Relax , Chapter 4
Written by Leonard M. Leonard
Designed + Illustrated by Will Dinski
Original Copyright 1952
You know that when you want to cut cord, you you make it taut and more resistant to the knife? The limp string is always harder to snip in tow. And there is a lesson for you. If you don’t bend, you may break.
Ben Franklin quotes a piece of advice he received in his youth: “You are young and have the world before you; stoop as you go through it and you will miss many hard thumps.” The point was to be humble, but it might just as well have been to relax, to yield.
Here is an interesting fact and a valuable tip to go with it: if you are stiff, tense and nervous, you are likely to be much more sensitive to pain than a relaxed, calm person. Therefore, teach yourself to “let go” when facing a painful ordeal.

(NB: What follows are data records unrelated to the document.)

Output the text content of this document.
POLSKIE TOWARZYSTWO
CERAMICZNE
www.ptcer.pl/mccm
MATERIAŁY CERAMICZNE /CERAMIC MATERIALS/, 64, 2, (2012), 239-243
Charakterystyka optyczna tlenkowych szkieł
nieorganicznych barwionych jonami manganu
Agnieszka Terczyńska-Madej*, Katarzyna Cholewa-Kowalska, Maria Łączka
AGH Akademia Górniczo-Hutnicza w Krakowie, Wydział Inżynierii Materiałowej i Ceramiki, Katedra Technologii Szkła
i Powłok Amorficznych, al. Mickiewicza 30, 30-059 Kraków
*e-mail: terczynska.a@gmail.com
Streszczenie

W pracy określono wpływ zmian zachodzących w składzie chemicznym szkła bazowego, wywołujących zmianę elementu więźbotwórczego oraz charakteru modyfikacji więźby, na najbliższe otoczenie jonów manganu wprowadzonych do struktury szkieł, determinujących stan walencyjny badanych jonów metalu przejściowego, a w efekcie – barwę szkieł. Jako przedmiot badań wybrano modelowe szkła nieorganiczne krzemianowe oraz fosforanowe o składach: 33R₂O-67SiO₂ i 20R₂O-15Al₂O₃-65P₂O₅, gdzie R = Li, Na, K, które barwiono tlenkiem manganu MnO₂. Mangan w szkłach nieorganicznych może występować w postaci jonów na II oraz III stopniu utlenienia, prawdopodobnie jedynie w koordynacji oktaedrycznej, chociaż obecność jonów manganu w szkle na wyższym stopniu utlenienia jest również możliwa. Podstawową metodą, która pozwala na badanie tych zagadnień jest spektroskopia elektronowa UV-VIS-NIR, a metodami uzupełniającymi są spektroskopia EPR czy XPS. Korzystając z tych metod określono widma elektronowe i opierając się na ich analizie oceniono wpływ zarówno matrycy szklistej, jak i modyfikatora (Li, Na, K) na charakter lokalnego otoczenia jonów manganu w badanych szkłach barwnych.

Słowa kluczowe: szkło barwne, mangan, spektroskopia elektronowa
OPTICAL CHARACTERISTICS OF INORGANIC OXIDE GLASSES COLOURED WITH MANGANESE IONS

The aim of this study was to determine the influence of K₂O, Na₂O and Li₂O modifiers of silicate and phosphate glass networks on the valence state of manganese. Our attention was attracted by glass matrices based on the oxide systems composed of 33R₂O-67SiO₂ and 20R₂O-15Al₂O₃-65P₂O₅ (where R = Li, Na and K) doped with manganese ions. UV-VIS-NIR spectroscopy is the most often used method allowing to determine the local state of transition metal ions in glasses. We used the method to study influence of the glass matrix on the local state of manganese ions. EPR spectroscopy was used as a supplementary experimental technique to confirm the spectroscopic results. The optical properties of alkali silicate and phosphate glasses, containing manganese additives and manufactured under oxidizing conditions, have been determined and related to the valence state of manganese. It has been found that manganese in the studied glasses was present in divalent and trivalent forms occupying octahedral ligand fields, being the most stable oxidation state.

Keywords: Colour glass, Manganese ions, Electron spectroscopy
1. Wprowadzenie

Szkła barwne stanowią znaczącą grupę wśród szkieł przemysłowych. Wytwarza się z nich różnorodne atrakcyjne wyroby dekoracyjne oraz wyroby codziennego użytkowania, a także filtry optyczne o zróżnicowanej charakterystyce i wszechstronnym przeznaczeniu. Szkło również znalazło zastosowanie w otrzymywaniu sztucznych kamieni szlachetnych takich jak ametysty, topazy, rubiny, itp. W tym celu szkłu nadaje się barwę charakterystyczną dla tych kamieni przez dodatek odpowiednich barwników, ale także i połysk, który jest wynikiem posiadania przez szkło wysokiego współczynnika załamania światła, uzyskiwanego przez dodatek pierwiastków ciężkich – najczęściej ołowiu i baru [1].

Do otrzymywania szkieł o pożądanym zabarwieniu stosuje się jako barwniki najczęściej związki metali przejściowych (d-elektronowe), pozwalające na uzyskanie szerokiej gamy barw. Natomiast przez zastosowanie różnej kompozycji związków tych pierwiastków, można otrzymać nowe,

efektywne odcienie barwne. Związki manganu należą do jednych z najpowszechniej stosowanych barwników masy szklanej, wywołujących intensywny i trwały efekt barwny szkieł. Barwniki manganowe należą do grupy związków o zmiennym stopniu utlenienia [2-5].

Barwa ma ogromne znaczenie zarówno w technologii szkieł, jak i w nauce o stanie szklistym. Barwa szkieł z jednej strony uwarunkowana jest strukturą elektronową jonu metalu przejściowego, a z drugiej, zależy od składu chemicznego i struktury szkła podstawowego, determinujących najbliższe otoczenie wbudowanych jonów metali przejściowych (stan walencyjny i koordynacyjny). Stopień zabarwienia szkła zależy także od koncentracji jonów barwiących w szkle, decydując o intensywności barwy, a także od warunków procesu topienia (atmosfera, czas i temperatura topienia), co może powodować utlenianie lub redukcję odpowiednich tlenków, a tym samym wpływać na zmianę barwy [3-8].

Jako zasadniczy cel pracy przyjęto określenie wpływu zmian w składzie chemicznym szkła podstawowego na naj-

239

Having your teeth filled is anything but a painful ordeal these days, yet many “he-men” dread the thought of going to the dentist. You are afraid of being hurt, and are already anticipating the suffering from the drill as you sit in the waiting room. By now, you know why – you are resisting the operation. Well, next time, try giving yourself this mental anesthetic:
When your turn comes in the chair, note the tenseness throughout your body. Probably all your nerves will be taut and alert, as though prepared for battle instead of a filling. Let them go limp. Instead of fairly rising out of the chair, let yourself sink into it as the work proceeds.
The minute you are willing to be hurt, something happens. Your never and muscles relax. They are, in a sense, too limp to flash pain messages to your head. You may not enjoy sitting in the dental chair, but you’ll find that it isn’t nearly so bad as you had expected.